Surface tension and the comparative surface energy of a material determine the potency of a bond existing between a coating and the material itself. If a solid possesses high levels of surface energy as compared to the surface tension of a liquid, there will be increased molecular attraction drawing closer together the adhesive and the ink or paint etc resulting in superior bond strength. Similarly, if the solid’s surface tension is lower than that of the liquid, then the attractive forces will weaken thus, resulting in repelling of the coat.
During the surface treatment of plastic, producers are often challenged with the task of increasing the surface’s energy level making it greater than the surface tension of the coating, printing ink, and paint or adhesive so as to increase the chemical attraction.

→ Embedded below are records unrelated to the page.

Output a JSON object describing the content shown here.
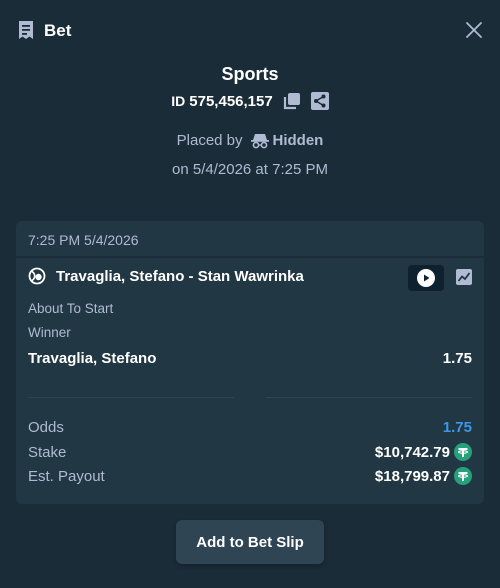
{
  "header": {
    "title": "Bet"
  },
  "bet": {
    "sport": "Sports",
    "id_label": "ID",
    "id_number": "575,456,157",
    "placed_by_label": "Placed by",
    "placed_by_user": "Hidden",
    "placed_on": "on 5/4/2026 at 7:25 PM"
  },
  "card": {
    "timestamp": "7:25 PM 5/4/2026",
    "match": "Travaglia, Stefano - Stan Wawrinka",
    "status": "About To Start",
    "market": "Winner",
    "selection": "Travaglia, Stefano",
    "selection_odds": "1.75",
    "odds_label": "Odds",
    "odds_value": "1.75",
    "stake_label": "Stake",
    "stake_value": "$10,742.79",
    "payout_label": "Est. Payout",
    "payout_value": "$18,799.87"
  },
  "actions": {
    "add_to_slip": "Add to Bet Slip"
  },
  "colors": {
    "background": "#1a2c38",
    "card": "#213743",
    "muted_text": "#b1bad3",
    "odds_blue": "#3d96e8",
    "tether_green": "#26a17b"
  },
  "icons": {
    "bet": "bet-slip-icon",
    "close": "close-icon",
    "copy": "copy-icon",
    "share": "share-icon",
    "hidden": "incognito-icon",
    "sport": "tennis-ball-icon",
    "live": "play-icon",
    "stats": "stats-chart-icon",
    "currency": "tether-icon"
  }
}
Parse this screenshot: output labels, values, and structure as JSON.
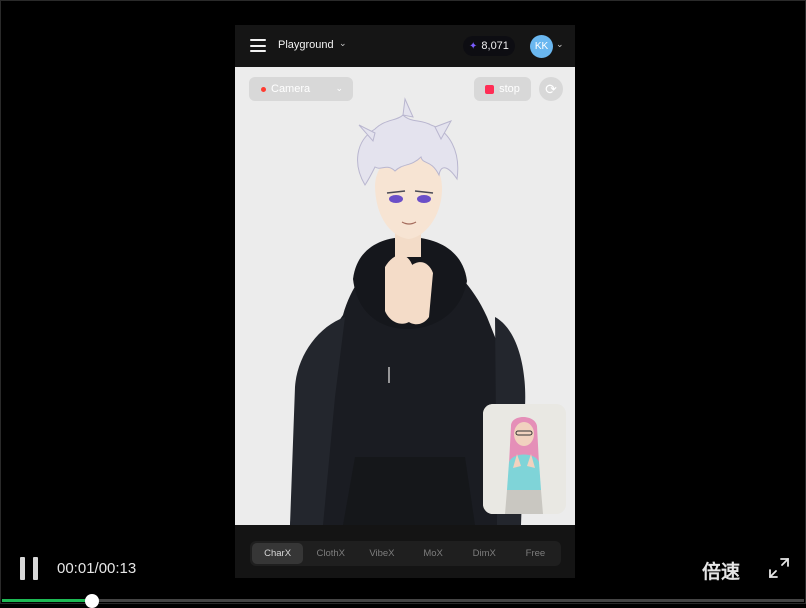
{
  "app": {
    "menu_icon": "hamburger-icon",
    "workspace_label": "Playground",
    "credits_icon": "sparkle-icon",
    "credits": "8,071",
    "avatar_initials": "KK"
  },
  "stage": {
    "camera_label": "Camera",
    "stop_label": "stop",
    "refresh_icon": "refresh-icon"
  },
  "tabs": [
    {
      "label": "CharX",
      "active": true
    },
    {
      "label": "ClothX",
      "active": false
    },
    {
      "label": "VibeX",
      "active": false
    },
    {
      "label": "MoX",
      "active": false
    },
    {
      "label": "DimX",
      "active": false
    },
    {
      "label": "Free",
      "active": false
    }
  ],
  "player": {
    "current_time": "00:01",
    "duration": "00:13",
    "time_display": "00:01/00:13",
    "speed_label": "倍速",
    "progress_fraction": 0.11,
    "progress_color": "#1db954",
    "state": "playing"
  },
  "colors": {
    "accent_record": "#ff2d55",
    "avatar_bg": "#6ab7f0",
    "credit_star": "#7a5cff"
  }
}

This results in proper adhesion due to improved wettability of the surface. Generally, a substrate’s surface energy should range at least 5 mN/m (dyn/cm) above the surface tension of the adhesive, paint, coating or ink to be used on the surface.
Improving Adhesion and Corona treatment for plastics
Ideally, a surface to be bonded should be dust free, wettable i.e. high surface energy, clean, smooth, dry and non-porous. There are numerous methods available for increasing the polarity and surface energy of plastics. These include treatments involving high temperature, wet chemicals, etc. which are not so friendly for the environment. Other methods consist of treating the plastic surface to a high voltage corona and plasma surface activation which is friendlier towards the environment than wet chemicals and high flames.